“Cuidado para não cair”

Dom Rodolfo Luís Weber
Arcebispo de Passo Fundo (RS)

 

            A Campanha da Fraternidade usa a metodologia de escutar a realidade, fazer o discernimento dos acontecimentos e agir para promover mudanças. Os textos bíblicos da liturgia do terceiro domingo da quaresma podem ser refletidos e rezados dentro desta metodologia educativa.

            No livro do Êxodo (3,1-15) Deus diz a Moisés que viu a aflição do povo, ouviu o seu clamor e conhece os seus sofrimentos. No evangelho (Lucas 13,1-9) Jesus está diante de dois fatos trágicos oriundos de causas diferentes. O primeiro relata a ordem de Pilatos para matar galileus no templo e misturar o sangue com os sacrifícios que ofereciam. Temos aí assassinato e sacrilégio. O segundo fato relata a morte de 18 pessoas sobre as quais caiu acidentalmente uma torre. São Paulo na 1 Carta aos Coríntios ((10, 1-12) constata que a vida cristã dos Coríntios era muito aparente e superficial. Os três relatos pedem uma escuta atenta destes fatos e um discernimento a partir da Palavra de Deus e por fim um agir ou uma conversão.

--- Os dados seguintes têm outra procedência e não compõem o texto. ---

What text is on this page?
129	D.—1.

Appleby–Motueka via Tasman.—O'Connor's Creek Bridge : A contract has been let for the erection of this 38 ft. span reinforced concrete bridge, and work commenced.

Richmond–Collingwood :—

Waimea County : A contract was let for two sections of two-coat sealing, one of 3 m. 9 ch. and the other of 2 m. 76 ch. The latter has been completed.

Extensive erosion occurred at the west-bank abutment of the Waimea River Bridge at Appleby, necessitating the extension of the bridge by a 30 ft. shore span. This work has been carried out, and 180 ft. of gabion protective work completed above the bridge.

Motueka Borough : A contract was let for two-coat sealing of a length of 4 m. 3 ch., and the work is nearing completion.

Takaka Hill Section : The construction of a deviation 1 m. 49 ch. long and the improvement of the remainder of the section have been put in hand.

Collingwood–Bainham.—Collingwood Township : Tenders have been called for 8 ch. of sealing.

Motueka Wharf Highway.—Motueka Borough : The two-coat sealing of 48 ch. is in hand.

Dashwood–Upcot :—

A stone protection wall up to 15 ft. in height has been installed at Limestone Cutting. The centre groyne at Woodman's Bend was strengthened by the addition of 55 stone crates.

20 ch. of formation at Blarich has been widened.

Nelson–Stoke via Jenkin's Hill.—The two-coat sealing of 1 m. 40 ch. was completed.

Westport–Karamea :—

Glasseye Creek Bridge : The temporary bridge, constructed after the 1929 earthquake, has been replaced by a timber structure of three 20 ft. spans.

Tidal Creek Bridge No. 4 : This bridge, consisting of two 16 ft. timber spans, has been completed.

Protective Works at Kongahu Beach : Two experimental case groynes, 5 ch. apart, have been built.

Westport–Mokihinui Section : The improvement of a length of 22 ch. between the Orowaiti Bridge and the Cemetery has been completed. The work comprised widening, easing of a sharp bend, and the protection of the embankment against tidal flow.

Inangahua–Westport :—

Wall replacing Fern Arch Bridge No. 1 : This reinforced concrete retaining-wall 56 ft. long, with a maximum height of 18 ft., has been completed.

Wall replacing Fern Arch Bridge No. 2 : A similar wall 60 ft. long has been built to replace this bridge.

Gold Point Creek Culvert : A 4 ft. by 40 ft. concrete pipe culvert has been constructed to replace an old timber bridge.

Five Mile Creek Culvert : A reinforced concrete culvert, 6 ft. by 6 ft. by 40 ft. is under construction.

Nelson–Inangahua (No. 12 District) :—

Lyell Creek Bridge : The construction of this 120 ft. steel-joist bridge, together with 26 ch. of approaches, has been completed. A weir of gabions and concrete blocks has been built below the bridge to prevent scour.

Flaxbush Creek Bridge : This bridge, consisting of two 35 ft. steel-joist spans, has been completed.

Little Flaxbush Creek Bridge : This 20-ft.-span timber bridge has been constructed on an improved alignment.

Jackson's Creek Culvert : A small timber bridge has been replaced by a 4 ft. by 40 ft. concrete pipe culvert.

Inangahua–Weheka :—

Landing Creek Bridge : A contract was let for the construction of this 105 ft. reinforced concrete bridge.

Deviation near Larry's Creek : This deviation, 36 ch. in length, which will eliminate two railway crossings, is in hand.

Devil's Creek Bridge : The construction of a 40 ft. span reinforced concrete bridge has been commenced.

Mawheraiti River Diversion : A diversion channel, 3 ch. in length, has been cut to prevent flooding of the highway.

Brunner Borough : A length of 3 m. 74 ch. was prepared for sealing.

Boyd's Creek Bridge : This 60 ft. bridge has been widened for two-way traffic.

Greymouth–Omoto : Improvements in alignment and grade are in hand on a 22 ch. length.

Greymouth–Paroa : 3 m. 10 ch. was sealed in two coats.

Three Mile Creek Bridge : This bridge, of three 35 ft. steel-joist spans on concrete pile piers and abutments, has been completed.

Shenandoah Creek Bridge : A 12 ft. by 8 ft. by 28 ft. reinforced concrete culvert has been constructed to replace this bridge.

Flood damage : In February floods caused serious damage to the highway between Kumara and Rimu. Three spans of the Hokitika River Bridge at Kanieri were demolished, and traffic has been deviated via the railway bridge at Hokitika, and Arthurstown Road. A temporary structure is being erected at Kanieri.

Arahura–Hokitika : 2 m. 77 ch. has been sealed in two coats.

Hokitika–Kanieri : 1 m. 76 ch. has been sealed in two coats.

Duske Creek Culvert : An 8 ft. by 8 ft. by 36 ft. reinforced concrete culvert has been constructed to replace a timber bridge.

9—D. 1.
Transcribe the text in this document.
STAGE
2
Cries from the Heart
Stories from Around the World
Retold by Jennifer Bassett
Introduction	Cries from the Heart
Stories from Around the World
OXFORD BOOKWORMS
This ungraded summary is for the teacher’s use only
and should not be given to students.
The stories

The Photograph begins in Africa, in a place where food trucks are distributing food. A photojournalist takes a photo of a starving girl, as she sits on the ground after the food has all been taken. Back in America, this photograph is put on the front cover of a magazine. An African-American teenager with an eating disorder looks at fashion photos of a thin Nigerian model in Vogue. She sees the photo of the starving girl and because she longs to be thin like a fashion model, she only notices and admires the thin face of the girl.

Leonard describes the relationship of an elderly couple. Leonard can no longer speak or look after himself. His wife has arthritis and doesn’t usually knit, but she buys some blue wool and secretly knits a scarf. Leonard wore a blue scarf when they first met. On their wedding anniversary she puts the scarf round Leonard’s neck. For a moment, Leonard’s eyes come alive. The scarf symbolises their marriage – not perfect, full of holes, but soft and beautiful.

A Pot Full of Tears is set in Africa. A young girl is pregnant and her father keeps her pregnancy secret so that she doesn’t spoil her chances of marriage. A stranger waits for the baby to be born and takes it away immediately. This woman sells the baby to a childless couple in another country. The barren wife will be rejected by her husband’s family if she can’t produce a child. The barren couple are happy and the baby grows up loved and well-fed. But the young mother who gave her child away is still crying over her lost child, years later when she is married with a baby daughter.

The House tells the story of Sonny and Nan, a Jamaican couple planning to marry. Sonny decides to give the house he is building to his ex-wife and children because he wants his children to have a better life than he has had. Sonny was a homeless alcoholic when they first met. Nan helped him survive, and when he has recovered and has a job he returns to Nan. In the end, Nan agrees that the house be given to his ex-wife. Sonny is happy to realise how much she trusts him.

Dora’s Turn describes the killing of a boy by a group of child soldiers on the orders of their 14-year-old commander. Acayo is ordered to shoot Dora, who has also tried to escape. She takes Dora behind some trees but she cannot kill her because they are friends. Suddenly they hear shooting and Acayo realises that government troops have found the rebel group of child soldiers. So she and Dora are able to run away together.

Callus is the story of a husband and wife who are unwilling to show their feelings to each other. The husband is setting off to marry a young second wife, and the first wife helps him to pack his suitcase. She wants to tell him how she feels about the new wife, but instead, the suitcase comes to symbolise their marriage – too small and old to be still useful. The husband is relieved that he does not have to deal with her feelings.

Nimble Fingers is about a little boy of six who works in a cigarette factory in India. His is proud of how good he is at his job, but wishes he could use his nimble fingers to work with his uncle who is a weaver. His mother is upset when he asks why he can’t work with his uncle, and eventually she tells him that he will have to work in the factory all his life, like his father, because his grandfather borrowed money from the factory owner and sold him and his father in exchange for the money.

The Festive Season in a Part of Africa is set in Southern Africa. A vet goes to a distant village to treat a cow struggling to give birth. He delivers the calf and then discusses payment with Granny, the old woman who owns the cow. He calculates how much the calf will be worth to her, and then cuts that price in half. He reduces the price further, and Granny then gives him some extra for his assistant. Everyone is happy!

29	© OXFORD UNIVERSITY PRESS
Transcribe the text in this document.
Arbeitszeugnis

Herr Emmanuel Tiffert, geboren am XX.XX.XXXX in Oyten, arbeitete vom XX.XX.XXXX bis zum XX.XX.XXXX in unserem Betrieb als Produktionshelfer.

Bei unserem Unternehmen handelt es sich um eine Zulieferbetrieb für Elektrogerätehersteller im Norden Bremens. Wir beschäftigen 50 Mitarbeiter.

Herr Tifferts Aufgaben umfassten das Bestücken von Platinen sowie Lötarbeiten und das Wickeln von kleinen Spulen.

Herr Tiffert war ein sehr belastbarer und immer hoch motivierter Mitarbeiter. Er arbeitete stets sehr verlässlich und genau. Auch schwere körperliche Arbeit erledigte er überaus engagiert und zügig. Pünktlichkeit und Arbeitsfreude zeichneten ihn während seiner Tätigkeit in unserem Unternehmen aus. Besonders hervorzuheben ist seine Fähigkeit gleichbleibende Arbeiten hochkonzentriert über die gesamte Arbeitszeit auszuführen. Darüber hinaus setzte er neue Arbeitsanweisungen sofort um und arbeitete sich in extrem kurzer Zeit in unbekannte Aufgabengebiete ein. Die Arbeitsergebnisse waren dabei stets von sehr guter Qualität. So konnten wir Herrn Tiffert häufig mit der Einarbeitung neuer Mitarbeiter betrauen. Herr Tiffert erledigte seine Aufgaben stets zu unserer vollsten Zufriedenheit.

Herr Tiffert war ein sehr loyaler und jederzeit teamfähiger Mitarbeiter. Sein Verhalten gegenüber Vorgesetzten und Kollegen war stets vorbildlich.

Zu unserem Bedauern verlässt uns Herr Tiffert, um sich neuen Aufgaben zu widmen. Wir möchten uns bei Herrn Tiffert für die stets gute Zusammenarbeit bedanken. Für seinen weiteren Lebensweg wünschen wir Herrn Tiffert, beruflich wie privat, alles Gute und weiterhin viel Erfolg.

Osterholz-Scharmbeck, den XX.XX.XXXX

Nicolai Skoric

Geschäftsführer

            Moisés conhecia muito bem a situação do seu povo. Tentou resolver o problema sozinho recorrendo à violência. Logo percebeu que a metodologia adotada não alcançaria os objetivos, por isso foge e se esconde no deserto. Neste contexto recebe o convite de voltar, de converter-se novamente em direção do seu povo. Agora não mais em nome próprio, mas em nome do “Deus de vossos pais que me enviou a vós”. A realidade de sofrimento somente muda com decisões eficazes e a colaboração dos sofredores.

            Jesus comenta os dois fatos trágicos que lhe são apresentados. Faz um discernimento pois havia interpretações que não condiziam com a verdade. Segundo a mentalidade da época, o povo interpretava estes acontecimentos como uma punição divina dos pecados daquelas vítimas. Transmitia-se com isso uma imagem errada de Deus, como também se culpava inocentes.

            Os fatos motivam Jesus a guiar seus ouvintes à necessidade da conversão. Não a propõe em termos moralistas, mas realistas. Perante certas desgraças as certezas humanas entram em crise. Não se pode descarregar a culpa nas vítimas. Diante da precariedade da existência humana deve-se assumir uma atitude de responsabilidade. A atitude correta, segundo Jesus, é converter-se. Ninguém está isento de ser vítima de desastres. Também não se pode gastar todo tempo em procurar culpados. Faz-se necessário rever o próprio agir e assumir a própria responsabilidade no contexto.

            A fragilidade humana também se expressa na demora para promover mudanças, mesmo aquelas que são urgentes. A parábola, ao final do Evangelho, expressa a vida infrutífera “já faz três anos que venho procurando figos nesta figueira e nada encontro”. As mudanças exigem paciência e misericórdia, além de esforço e investimento. “Vou cavar em volta dela e colocar adubo. Pode ser que venha a dar fruto”.

            Muito provocativo é o alerta de São Paulo na Carta aos Coríntios. “Portanto, quem julga estar de pé tome cuidado para não cair”. A condição humana não deixa espaço para atitudes de arrogância. Achar que somente os outros erram e por isso posso emitir julgamentos é uma ilusão. Pois, posso estar muito bem hoje, ser justo e correto, mas isto não é garantia absoluta para o amanhã. Quando menos se espera também posso estar caindo. Como recomenda Paulo “cuidado para não cair”, vigilância e conversão diária.